To have readers teach me to desire to be re-read on occasion, it is sometimes necessary that consciousness issuing from a single person encounters another living consciousness and attains its supercession.

As for those who misunderstand: I will demonstrate nothing, I will only show in what manner beings are inhumanely disposed of, according to the order of things, and how I would love it if things were humanely disposed of, according to the order of beings.

I content myself with exposing my point of view.
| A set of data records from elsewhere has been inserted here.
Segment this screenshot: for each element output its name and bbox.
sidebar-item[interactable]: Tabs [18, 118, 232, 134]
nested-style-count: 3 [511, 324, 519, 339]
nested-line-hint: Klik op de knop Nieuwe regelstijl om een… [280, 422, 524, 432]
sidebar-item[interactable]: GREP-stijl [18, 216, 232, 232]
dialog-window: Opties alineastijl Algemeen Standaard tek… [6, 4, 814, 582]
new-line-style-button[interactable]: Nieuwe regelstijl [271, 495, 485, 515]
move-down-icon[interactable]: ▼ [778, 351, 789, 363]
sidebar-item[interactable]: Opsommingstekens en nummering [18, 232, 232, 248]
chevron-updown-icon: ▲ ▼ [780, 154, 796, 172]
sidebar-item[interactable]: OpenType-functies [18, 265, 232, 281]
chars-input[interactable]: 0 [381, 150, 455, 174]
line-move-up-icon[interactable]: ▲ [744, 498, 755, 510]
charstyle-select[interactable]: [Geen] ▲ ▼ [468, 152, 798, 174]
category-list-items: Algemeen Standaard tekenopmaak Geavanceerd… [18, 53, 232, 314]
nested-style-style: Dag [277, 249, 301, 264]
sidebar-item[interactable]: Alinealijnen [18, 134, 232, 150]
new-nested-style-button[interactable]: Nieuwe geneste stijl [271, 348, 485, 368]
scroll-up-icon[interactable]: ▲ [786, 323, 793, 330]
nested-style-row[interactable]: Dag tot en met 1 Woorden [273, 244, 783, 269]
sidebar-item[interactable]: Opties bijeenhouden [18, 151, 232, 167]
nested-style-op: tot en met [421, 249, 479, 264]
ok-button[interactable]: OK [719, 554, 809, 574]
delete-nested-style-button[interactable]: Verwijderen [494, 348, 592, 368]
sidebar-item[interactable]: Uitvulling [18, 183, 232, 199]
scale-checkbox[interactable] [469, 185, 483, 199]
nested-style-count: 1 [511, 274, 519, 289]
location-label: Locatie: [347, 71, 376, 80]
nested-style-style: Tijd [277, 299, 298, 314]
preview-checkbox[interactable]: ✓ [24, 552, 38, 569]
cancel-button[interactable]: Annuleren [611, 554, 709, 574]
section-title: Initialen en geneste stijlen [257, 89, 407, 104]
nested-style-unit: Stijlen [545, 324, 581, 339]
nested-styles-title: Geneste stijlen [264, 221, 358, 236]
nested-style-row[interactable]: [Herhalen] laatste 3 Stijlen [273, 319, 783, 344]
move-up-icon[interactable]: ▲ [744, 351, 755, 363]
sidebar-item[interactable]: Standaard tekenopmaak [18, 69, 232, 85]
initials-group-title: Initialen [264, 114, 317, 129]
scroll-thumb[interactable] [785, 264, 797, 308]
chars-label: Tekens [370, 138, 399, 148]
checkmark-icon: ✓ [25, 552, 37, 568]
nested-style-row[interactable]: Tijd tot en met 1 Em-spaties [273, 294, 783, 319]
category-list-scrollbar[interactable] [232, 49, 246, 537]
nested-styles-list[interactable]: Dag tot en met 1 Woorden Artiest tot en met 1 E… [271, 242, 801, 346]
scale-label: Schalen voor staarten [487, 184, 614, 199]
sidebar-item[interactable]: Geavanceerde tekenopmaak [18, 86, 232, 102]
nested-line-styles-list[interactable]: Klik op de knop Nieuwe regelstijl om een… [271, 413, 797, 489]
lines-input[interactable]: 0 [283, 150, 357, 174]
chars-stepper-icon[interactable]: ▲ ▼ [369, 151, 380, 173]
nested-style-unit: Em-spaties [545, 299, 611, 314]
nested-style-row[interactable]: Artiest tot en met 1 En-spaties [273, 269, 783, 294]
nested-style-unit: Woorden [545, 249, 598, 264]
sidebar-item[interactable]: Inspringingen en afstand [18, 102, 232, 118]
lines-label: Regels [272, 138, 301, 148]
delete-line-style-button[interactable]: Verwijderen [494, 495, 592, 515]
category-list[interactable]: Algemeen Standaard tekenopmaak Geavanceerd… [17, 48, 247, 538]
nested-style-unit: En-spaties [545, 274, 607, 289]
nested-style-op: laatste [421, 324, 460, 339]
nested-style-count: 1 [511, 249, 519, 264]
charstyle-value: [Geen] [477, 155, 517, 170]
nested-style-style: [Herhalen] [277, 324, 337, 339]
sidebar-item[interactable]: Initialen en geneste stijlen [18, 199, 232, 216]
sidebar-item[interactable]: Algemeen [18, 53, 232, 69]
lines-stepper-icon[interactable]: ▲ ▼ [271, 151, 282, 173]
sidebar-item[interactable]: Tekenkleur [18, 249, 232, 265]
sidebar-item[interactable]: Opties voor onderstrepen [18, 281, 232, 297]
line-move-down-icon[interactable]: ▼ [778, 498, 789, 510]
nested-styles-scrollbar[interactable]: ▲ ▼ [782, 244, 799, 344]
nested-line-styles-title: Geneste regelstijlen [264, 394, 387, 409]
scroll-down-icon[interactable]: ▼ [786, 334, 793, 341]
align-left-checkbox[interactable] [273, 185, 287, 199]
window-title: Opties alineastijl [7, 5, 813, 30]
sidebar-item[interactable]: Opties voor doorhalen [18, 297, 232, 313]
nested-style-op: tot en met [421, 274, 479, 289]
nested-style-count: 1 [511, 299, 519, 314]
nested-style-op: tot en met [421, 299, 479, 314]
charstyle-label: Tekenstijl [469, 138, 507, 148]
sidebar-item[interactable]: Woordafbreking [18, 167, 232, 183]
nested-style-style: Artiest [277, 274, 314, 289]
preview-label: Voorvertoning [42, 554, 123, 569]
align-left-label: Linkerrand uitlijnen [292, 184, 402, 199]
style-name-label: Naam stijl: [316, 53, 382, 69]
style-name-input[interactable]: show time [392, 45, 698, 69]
Share it, take exception to it, ignore it, as you wish.

It is sufficient for me to have the pleasure of going my own route, with neither ideology nor belief, neither expectations nor hopes; to somehow or another try to hear the difficult harmony of the passions, to sharpen the consciousness of a human and terrestrial nature that is just beginning to appear.

I do not wish to be followed, I only aspire to be preceded. O, my laziness, by your favors give me the homage that I accord you!

[1] Raoul Vaneigem, La Resistance au Christianisme (Fayard, 1993). Click here for a translation of this book's "Foreword."

[2] Raoul Vaneigem, Pour une internationale du genre humain (Le Cherche-Midi Editeur, 1999).